NORTH READING, Mass. – Teradyne and AutoGuide Mobile Robots today announced a definitive agreement where Teradyne will acquire privately owned AutoGuide for $165 million. The deal is for $58 million in cash, plus $107 million if certain performance targets are met, extending potentially through 2022. The companies said the acquisition is expected to close in Q4 2019, subject to closing conditions and regulatory approval.

AutoGuide Mobile Robots Rob Sullivan

Rob Sullivan, CEO of AutoGuide Mobile Robots

“The combined strength of Teradyne’s industrial automation businesses and AutoGuide’s product lines offer new opportunities to create end-to-end automation solutions for customers seeking the safest and most productive material-handling operations from a single source,” said Rob Sullivan, president and CEO of AutoGuide Mobile Robots. “Teradyne’s financial strength and global reach will help support AutoGuide’s growth, enabling us to maintain our agile approach to the development and deployment of high-value automation systems that bring industry leading value to our customers.”

Complementing other AMRs

For Teradyne, the acquisition means another robotics company in the mix – the company owns Universal Robots, Energid, and Mobile Industrial Robots (MiR). Teradyne said the AutoGuide autonomous mobile robots (AMRs), which can autonomously transport materials of payloads up to 10,000 pounds (4,500 kg), would complement the MiR offerings.

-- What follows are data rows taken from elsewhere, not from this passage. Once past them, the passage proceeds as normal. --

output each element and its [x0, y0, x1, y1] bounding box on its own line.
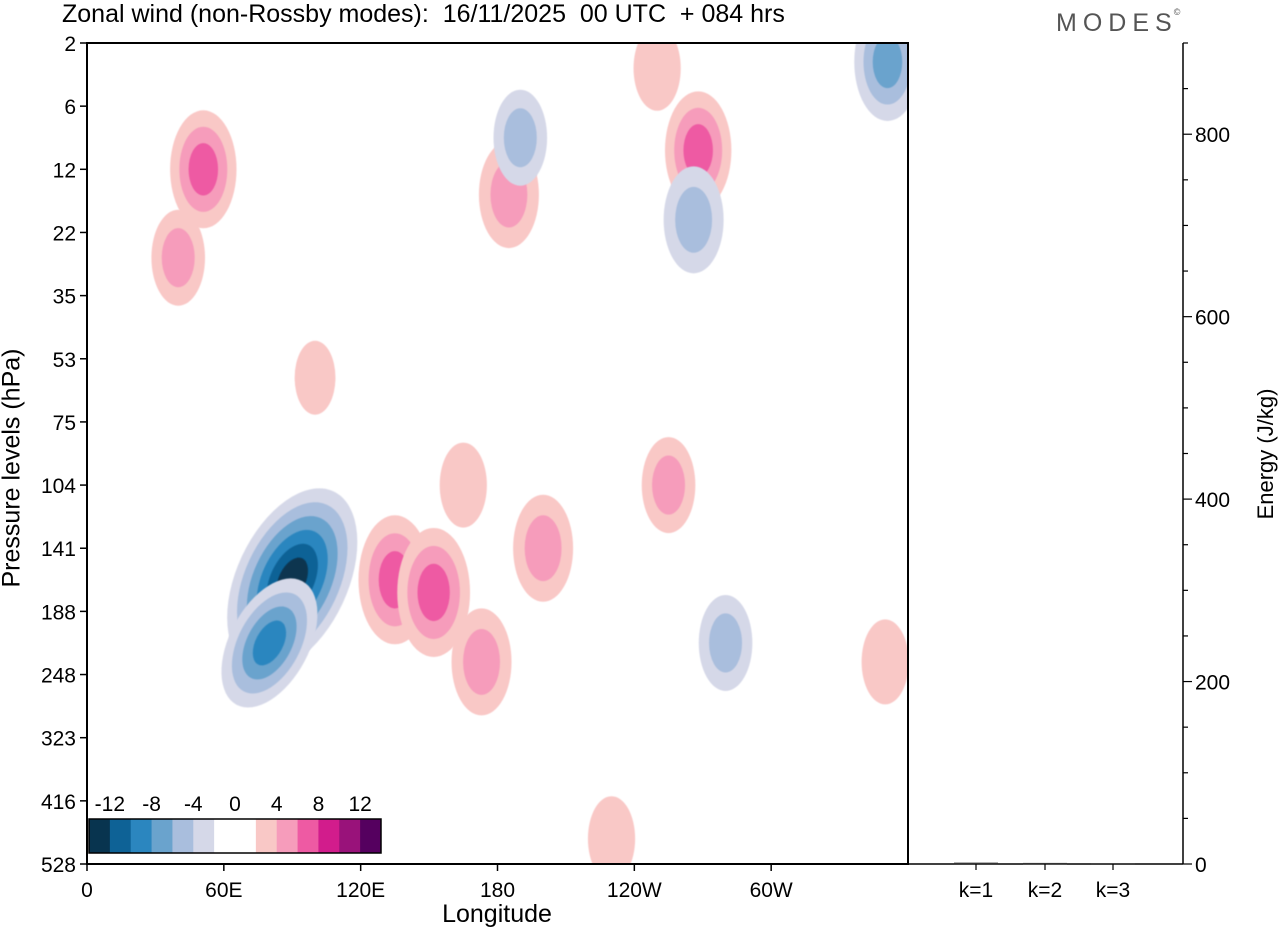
contour-level-patch [161, 228, 195, 288]
y-tick-label: 416 [41, 791, 76, 814]
colorbar-label: -4 [184, 793, 203, 816]
y-tick-label: 188 [41, 601, 76, 624]
colorbar-frame [88, 818, 382, 854]
y-tick-label: 104 [41, 475, 76, 498]
contour-feature [439, 442, 487, 528]
colorbar-swatch [193, 819, 215, 853]
colorbar: -12 -8 -4 0 4 8 12 [88, 793, 382, 854]
y-tick-label: 248 [41, 665, 76, 688]
colorbar-label: 12 [348, 793, 371, 816]
contour-level-patch [524, 515, 562, 582]
copyright-mark: © [1173, 7, 1181, 17]
y-tick-label: 141 [41, 538, 76, 561]
colorbar-swatch [130, 819, 153, 853]
contour-feature [397, 527, 471, 657]
colorbar-swatch [172, 819, 194, 853]
energy-bar-chart: 0 200 400 600 800 k=1 k=2 k=3 [908, 42, 1230, 902]
energy-category-label: k=2 [1028, 879, 1062, 902]
colorbar-label: 0 [229, 793, 241, 816]
colorbar-swatch [339, 819, 361, 853]
y-tick-label: 35 [53, 286, 76, 309]
x-axis: 0 60E 120E 180 120W 60W [81, 864, 793, 902]
colorbar-swatch [235, 819, 257, 853]
y-tick-label: 53 [53, 349, 76, 372]
contour-level-patch [463, 628, 500, 695]
contour-level-patch [683, 124, 713, 177]
energy-tick-label: 800 [1195, 124, 1230, 147]
figure-title: Zonal wind (non-Rossby modes): 16/11/202… [62, 0, 785, 28]
energy-bar [954, 862, 998, 865]
contour-feature [854, 43, 908, 121]
colorbar-label: -8 [142, 793, 161, 816]
contour-level-patch [294, 340, 336, 415]
colorbar-swatch [360, 819, 382, 853]
y-tick-label: 323 [41, 728, 76, 751]
y-tick-label: 12 [53, 159, 76, 182]
contour-feature [170, 110, 237, 229]
colorbar-swatch [109, 819, 132, 853]
energy-tick-label: 400 [1195, 489, 1230, 512]
colorbar-label: 8 [313, 793, 325, 816]
modes-logo: MODES© [1056, 7, 1184, 38]
energy-bar [1023, 862, 1067, 865]
x-tick-label: 60W [750, 879, 793, 902]
colorbar-swatch [89, 819, 111, 853]
x-tick-label: 120E [336, 879, 385, 902]
contour-level-patch [417, 563, 450, 622]
colorbar-swatch [297, 819, 319, 853]
energy-category-label: k=3 [1096, 879, 1130, 902]
contour-feature [698, 594, 753, 691]
y-tick-label: 22 [53, 222, 76, 245]
contour-level-patch [652, 455, 686, 515]
colorbar-swatch [214, 819, 236, 853]
contour-level-patch [633, 43, 681, 111]
colorbar-swatch [255, 819, 278, 853]
contour-feature [221, 578, 318, 708]
x-tick-label: 60E [205, 879, 242, 902]
contour-feature [587, 796, 636, 864]
y-axis: 2 6 12 22 35 53 75 104 141 188 248 323 416 528 [41, 33, 87, 877]
contour-feature [633, 43, 681, 111]
contour-feature [294, 340, 336, 415]
y-tick-label: 528 [41, 854, 76, 877]
colorbar-swatch [151, 819, 173, 853]
contour-feature [493, 89, 548, 186]
contour-level-patch [675, 186, 713, 253]
x-tick-label: 180 [480, 879, 515, 902]
contour-feature [663, 166, 724, 274]
y-tick-label: 6 [64, 96, 76, 119]
energy-tick-label: 200 [1195, 672, 1230, 695]
colorbar-swatch [276, 819, 299, 853]
contour-level-patch [872, 43, 903, 89]
y-tick-label: 2 [64, 33, 76, 56]
colorbar-label: -12 [95, 793, 125, 816]
energy-tick-label: 600 [1195, 307, 1230, 330]
x-tick-label: 120W [607, 879, 662, 902]
contour-feature [451, 608, 512, 716]
contour-level-patch [861, 619, 908, 705]
energy-category-label: k=1 [959, 879, 993, 902]
contour-level-patch [709, 613, 743, 673]
y-tick-label: 75 [53, 412, 76, 435]
energy-tick-label: 0 [1195, 854, 1207, 877]
contour-level-patch [503, 108, 537, 168]
contour-level-patch [587, 796, 636, 864]
contour-feature [513, 494, 574, 602]
colorbar-swatch [318, 819, 340, 853]
x-axis-label: Longitude [442, 900, 552, 928]
contour-feature [151, 209, 206, 306]
x-tick-label: 0 [81, 879, 93, 902]
contour-level-patch [188, 143, 219, 196]
contour-level-patch [439, 442, 487, 528]
contour-level-patch [252, 620, 287, 666]
contour-feature [861, 619, 908, 705]
contour-fields [151, 43, 908, 864]
logo-text: MODES [1056, 9, 1178, 37]
contour-feature [641, 437, 696, 534]
colorbar-label: 4 [271, 793, 283, 816]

“The high-payload AMR market is an emerging, fast-growing segment of the global forklift market,” said Mark Jagiela, president and CEO of Teradyne. “AutoGuide’s modular architecture and innovative technologies provide safe, easy-to-deploy products that naturally complement our MiR low- to mid-payload AMRs, extending Teradyne’s reach in this attractive market. AutoGuide, like Universal Robots and MiR, is using emerging smart, cost-effective technologies in industrial robotics to improve workflows and reduce operating costs in a broad spectrum of industries. We look forward to helping AutoGuide grow by developing their global sales and support capabilities, while continuing to strengthen and expand their innovative product lineup.”

 

Ash Sharma, research director at Interact Analysis, agreed that the AutoGuide and MiR systems are complementary, but that it also may cause some overlap and lack synergies between the two companies. “However, the tendencies for Teradyne to continue to operate its acquisitions as separate and independent business units, whilst leveraging any cross-company competencies and cost savings, should mitigate this,” said Sharma.

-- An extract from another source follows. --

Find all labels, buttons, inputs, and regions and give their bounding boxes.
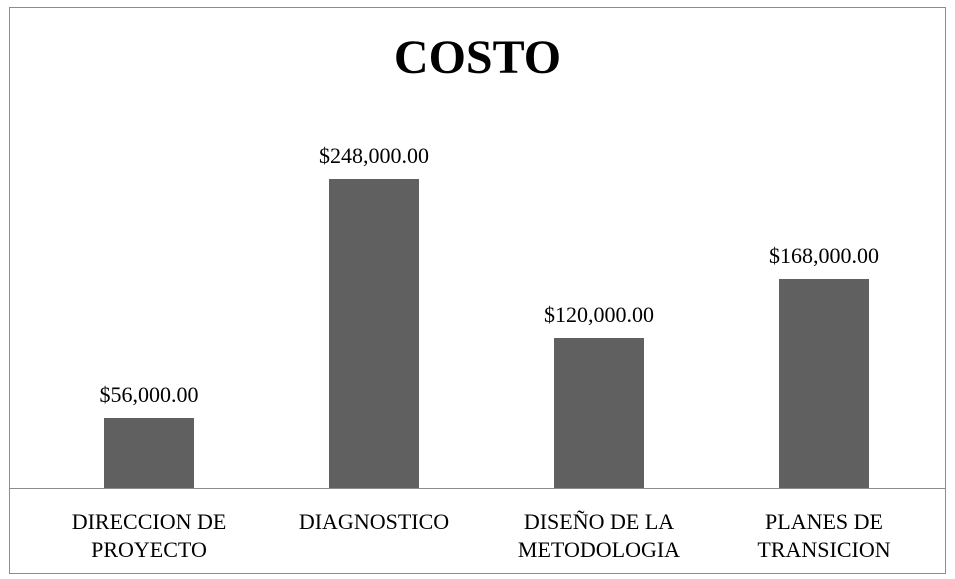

In June, Transparency Market Research estimated that the automated guided vehicle market would reach $2.3 billion by 2024, as companies are “pouring millions of dollars in research and development of cutting-edge robotics technologies” that aim to take the automation of warehouses to the next level. “Most manufacturers are focusing on flexibility and safety aspects of robots to get a better foothold in the automated guided vehicle market,” the research firm said.

AutoGuide, which includes customers such as Pactiv, Ford, and Husqvarna, said it was expected to more than double its revenue in 2019, from about $4 million in 2018. The company’s products include the Max N10 Tugger, Max N10 Pallet Stacker, along with SurePath fleet management software.

  • The Max N10 Pallet Stacker autonomously identifies and lifts pallets, transporting them to a specified destination and then stacking them.
  • The Max N10 Tugger autonomously pulls trailers or carts of materials from point to point, including indexing for easy loading and unloading.
  • The SurePath software provides users with a way to specify routes, coordinating the autonomous lifting and transport of pallets, and managing Max N10 traffic to optimize the materials transport.

AutoGuide has a mobile robot research and development center located in Chelmsford, Mass., and a manufacturing facility in Georgetown, Ky. Teradyne, which had revenues of $2.1 billion in 2018, employs 5,300 people worldwide.

Sharma said the acquisition was another indication of the mobile robotics industry remaining a hot market, and it’s possible that more are on the way. “Acquisitions in the mobile robot industry are heating up, with peers such as 6 River being acquired,” he said. “Anecdotally we hear that most of the private vendors we’re tracking have been approached with offers to buy their business.”